[conspire] laptop for linux

Rick Moen rick at linuxmafia.com
Thu Apr 12 23:34:19 PDT 2007

[Cc'ed to CABAL's mailing list.]

Quoting Jamie (e2jamie at gmail.com):

> Hi Rick,
> Great web site.  I've been using the notes and references from you web
> page.  Thanks.

You're most welcome.

> I've read some reviews in my search to find a laptop that doesn't have too
> many problems and there are plenty of choices.  HP laptop didn't come
> recommended from a friend.  IBM thinkpad cam recommended from another
> friend.  I am leaning toward Dell because of hw support.   I supported unix
> for 10+ years and much less years in lunix.
> I would appreciate it if you can share your preference on the laptops
> available on the market today to run linux.

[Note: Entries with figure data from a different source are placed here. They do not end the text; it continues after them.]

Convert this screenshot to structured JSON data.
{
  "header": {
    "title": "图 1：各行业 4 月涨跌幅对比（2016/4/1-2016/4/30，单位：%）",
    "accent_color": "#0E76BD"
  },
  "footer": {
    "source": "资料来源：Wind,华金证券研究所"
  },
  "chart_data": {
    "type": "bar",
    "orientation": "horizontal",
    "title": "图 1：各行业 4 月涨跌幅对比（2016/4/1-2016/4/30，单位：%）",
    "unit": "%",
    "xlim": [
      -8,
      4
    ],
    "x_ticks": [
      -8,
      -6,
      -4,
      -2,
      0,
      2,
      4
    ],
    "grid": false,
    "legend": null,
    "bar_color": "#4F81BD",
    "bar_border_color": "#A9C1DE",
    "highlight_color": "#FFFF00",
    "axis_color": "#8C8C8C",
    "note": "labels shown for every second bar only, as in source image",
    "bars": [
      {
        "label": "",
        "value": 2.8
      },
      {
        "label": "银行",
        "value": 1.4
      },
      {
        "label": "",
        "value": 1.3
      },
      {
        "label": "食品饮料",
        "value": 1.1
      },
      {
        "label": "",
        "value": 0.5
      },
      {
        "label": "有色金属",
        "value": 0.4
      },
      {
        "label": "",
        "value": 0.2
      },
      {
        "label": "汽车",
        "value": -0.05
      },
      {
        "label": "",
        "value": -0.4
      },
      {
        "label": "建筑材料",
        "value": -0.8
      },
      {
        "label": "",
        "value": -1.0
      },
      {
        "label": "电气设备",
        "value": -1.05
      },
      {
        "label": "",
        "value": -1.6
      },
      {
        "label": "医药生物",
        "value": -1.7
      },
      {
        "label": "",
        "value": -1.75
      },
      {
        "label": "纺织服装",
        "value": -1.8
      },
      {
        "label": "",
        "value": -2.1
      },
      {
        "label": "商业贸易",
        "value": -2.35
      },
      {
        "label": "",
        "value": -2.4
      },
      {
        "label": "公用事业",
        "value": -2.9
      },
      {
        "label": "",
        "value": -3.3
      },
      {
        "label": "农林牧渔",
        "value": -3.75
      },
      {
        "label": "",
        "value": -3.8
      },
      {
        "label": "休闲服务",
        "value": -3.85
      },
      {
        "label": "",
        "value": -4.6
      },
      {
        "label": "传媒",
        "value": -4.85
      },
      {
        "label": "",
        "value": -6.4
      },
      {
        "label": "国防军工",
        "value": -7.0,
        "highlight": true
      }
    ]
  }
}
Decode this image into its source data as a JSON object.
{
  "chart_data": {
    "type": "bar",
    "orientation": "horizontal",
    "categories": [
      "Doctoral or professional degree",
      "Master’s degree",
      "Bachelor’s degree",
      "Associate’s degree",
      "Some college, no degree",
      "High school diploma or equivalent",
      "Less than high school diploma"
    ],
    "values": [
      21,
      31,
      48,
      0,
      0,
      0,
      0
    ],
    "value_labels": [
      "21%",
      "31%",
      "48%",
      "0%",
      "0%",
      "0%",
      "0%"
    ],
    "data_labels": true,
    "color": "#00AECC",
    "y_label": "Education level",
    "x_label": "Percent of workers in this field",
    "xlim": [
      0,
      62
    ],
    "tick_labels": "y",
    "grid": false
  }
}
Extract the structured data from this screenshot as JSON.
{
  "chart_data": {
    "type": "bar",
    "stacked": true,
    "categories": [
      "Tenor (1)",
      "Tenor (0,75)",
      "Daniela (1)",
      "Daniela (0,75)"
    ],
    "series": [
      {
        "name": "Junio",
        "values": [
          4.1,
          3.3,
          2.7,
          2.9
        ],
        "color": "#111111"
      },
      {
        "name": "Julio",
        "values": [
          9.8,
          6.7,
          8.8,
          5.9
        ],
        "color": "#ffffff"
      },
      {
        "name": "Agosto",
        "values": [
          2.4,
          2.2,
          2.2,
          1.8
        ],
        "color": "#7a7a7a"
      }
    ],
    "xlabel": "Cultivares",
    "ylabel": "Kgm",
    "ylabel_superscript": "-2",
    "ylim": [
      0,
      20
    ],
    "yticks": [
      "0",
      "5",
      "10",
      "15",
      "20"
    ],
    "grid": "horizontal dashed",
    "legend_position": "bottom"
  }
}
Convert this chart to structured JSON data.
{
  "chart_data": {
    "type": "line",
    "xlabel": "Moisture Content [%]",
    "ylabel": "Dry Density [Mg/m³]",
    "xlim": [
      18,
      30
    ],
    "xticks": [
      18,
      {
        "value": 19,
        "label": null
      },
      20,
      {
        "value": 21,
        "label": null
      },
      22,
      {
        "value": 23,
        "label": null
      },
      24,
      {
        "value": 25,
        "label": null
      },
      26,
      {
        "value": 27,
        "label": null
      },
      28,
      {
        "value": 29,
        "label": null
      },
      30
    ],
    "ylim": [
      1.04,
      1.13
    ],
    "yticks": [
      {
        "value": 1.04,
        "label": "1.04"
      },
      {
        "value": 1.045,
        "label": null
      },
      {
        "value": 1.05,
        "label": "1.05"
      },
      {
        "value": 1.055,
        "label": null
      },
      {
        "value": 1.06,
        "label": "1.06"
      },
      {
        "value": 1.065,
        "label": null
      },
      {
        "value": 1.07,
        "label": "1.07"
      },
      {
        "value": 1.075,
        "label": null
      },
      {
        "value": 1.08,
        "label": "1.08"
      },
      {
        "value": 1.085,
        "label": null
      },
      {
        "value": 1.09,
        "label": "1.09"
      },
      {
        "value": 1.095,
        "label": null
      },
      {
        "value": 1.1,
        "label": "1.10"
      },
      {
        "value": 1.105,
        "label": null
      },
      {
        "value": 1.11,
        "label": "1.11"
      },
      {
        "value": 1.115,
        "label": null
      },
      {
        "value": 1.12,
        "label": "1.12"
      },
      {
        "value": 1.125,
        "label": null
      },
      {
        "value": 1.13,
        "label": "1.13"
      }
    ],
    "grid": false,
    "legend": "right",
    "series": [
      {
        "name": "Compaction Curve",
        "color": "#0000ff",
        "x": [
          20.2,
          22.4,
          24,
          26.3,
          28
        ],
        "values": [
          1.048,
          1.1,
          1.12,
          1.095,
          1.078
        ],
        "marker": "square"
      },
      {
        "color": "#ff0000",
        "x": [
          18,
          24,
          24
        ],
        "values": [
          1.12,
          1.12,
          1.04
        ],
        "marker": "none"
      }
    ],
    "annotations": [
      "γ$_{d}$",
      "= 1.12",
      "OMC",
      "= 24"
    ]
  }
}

Oh, geez, that's difficult.  

My preference actually is always towards buying a _used_ laptop model
that was introduced around 1+ year ago.  E.g., at this point (2007),
that would make an IBM ThinkPad T41 or T42 (or the "p" variants of
those, if you want fancier video, which I'd skip) just about perfect for

What do I _personally_ use?  Well, for context, I'm a little odd in that
I (mostly) use a laptop just as a fancy terminal with a Web browser.
That is, literally all I typically run on it is a bunch of xterms and a
browser:  Some of the xterms run outgoing ssh sessions to my _server_,
which is where I do all of my real computing, including handling all
incoming and outgoing e-mail.  I leave several applications running on
the server under GNU Screen, and connect/disconnect to them throughout
the day from wherever I am, over ssh.

So, with that context, you might understand why I'm perfectly happy with
an Apple G3 iBook, with 256 MB RAM, with a nice large, clear screen,
and with its CPU clocked to a mere 700 MHz.  It runs Xubuntu.

By modern standards, that's ancient.   But it suits me fine (and runs
cool, and is quiet).  And it cost me about $350.  Support contract?  I
paid peanuts for the machine, but I _did_ get an 18 month contract from
the vendor.  Without, figure maybe $200 or so.  (I may be off, but check
the auction sites.)

Your problem with new equipment is that they're most often riddled with
problematic chipsets, especially the wireless, but also sometimes the
ethernet and/or the video.  Companies like Nvidia and Broadcom put out
new chipsets and then refuse to cooperate with the open source
community, and it takes something on the order of a year for decent
drivers to get written (via reverse-engineering) and work their way into
Linux distributions.

If you're determined to buy a new laptop, heed _very_ closely what people
report on each model at the Linux on Laptops site,
http://www.linux-laptop.net/ .  Even so, be prepared to be adaptable as
to choice of Linux distribution.  SUSE Linux Enterprise Desktop and
OpenSUSE are good, so is SimplyMEPIS, so is Sidux.  I'd personally go
for Sidux, but that's because I'm generally a Debian-head.

What all three have in common is reasonably cutting-edge kernels and
excellent hardware auto-detection.  Sidux probably has few or no
built-in facilities for proprietary drivers (e.g., various wireless
things, plus ATI and Nvidia proprietary video); the other two have more.

You should actually seek any further help on public mailing lists, so
that other people will benefit.  I'm active on SVLUG's main mailing
list, and on CABAL's (http://linuxmafia.com/cabal/ ).  Also, the Usenet
newsgroup comp.os.linux.hardware mailing list is always useful.

I just used Sidux to burn the just-released CentOS 5 DVDs, since it had
waaay better software for that purpose than the cruddy version of
dvdrecord I had on RHEL3.  Wow!  Sidux is really good.